WIP: Override cache control header by caching policy manager
This MR is to revert my 5-years-old change, where CachingPolicyManager 'updates' already-computed Cache-Control header, instead of 'overrides' it.
Honestly, I don't remeber the reason why I introduced such change 5 years ago.
(Note that, at the time of writing this, Caching Policy Manger is NOT called for all requests, but for view() and conversion results only. Try grep _setCacheHeaders.)
Here are several cases affected by this MR :
- For authenticated user access
- CookieCrumbler sets
Cache-Control: privatefor ANY authenticated access. - Caching Policy Manager result is
max-age=300, public, like by 'public-conversion-result-no-language' policy in generic ERP5.
Without this MR, the result is Cache-Control: private, max-age=300, public but with this MR, the result is Cache-Control: max-age=300, public.
This is the main reason of this MR, so that logged-in user can have benefit of shared server-side cache for DMS conversion result etc.

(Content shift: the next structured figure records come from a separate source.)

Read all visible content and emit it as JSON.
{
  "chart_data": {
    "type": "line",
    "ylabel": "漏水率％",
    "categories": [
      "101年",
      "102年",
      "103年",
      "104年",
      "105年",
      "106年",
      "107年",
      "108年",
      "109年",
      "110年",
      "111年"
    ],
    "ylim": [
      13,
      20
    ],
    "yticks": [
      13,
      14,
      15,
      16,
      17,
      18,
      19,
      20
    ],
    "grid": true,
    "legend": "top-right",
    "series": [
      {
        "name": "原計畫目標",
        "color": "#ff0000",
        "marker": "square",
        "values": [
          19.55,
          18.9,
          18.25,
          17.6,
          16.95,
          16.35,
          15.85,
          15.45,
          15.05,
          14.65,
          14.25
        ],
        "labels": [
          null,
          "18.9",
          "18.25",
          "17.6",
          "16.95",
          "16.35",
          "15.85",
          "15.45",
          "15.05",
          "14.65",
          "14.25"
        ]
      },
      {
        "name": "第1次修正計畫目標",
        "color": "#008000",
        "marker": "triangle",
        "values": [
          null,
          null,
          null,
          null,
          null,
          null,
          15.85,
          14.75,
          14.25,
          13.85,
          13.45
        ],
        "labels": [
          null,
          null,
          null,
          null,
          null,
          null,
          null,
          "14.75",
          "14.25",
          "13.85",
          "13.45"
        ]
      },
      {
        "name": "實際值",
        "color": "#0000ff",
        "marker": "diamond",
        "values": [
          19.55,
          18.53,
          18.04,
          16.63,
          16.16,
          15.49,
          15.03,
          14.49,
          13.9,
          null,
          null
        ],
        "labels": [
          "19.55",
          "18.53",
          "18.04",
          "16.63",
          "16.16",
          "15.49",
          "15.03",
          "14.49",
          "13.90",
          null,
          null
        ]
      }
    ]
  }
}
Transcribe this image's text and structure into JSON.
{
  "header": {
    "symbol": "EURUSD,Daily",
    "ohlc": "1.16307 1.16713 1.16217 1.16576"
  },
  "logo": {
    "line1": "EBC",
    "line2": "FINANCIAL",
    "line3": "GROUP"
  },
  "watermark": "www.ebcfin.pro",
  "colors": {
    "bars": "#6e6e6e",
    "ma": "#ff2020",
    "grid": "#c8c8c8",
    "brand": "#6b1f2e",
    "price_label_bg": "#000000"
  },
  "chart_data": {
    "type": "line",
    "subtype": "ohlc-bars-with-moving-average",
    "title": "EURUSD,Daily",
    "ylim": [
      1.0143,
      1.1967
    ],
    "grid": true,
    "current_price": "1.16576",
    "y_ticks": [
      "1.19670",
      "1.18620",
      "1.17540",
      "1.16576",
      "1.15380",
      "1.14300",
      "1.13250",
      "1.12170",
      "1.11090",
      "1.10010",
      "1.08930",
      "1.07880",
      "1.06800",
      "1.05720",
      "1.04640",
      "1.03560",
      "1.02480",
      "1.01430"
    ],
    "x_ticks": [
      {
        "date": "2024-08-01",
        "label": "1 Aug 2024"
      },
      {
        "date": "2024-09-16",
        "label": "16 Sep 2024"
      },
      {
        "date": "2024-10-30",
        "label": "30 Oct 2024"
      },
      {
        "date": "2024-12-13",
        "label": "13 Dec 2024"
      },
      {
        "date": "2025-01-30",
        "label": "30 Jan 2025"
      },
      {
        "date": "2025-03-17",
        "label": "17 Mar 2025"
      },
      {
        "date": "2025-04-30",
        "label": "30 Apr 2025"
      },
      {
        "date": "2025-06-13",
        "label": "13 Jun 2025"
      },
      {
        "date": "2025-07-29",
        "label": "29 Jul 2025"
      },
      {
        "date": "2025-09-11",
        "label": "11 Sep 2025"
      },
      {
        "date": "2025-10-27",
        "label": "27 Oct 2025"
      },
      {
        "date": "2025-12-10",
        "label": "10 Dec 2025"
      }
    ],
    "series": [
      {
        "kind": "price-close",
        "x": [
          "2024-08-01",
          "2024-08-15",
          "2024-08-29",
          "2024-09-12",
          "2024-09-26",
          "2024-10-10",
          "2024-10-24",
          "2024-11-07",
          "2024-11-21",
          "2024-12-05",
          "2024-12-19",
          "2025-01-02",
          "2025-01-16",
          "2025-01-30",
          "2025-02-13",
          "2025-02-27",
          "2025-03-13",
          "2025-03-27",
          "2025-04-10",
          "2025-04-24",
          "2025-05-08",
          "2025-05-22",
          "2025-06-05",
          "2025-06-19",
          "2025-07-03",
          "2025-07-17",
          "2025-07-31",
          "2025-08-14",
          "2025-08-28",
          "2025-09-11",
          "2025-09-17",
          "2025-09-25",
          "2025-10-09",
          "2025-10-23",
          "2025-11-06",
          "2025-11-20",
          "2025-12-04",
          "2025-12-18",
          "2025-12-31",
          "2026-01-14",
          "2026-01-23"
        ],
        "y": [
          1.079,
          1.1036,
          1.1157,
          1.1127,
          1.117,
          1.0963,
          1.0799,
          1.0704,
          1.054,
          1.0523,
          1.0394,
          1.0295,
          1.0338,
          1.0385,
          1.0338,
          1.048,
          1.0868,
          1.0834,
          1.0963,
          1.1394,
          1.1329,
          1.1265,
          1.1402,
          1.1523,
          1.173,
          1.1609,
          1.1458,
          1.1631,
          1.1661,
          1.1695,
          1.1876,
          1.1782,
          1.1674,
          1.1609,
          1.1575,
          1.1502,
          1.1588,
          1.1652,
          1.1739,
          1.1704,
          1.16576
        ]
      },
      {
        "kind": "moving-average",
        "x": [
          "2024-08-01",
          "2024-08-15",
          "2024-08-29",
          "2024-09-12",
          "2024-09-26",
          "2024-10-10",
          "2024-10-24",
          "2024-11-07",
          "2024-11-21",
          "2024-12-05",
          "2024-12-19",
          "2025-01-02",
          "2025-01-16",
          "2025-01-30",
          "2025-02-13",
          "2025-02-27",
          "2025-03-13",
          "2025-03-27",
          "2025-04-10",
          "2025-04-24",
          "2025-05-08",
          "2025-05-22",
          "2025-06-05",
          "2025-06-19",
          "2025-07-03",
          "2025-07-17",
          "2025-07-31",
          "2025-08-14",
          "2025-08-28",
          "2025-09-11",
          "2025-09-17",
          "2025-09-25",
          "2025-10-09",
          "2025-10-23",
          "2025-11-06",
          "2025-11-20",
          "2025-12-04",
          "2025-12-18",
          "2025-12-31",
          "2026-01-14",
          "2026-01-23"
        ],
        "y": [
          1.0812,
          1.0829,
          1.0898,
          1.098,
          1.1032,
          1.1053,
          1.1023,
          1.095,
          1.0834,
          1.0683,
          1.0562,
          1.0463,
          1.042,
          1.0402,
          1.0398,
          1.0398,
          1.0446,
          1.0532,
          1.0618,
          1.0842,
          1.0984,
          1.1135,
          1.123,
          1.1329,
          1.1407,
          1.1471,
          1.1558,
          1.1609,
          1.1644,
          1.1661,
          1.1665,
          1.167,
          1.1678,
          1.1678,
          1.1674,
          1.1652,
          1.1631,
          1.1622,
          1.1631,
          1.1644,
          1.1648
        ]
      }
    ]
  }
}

- With tricky assignment in form etc.
- In form or whatever called in
view()processing, set explicitlyRESPONSE.setHeader('Cache-Control', 'no-store') - But Caching Policy Manager result is
max-age=300, public
Without this MR, the result is Cache-Control: no-store, max-age=300, public but with this MR, the result is Cache-Control: max-age=300, public.
For me, such no-store, public is non-sense and Caching Policy Manager should be always responsible for any 'matching' case.
Also, if we want to support such, we can still create a dedicated Caching Policy by checking like 'no-store' in (request.RESPONSE.getHeader('Cache-Control') or '').lower() in its Predicate configuration.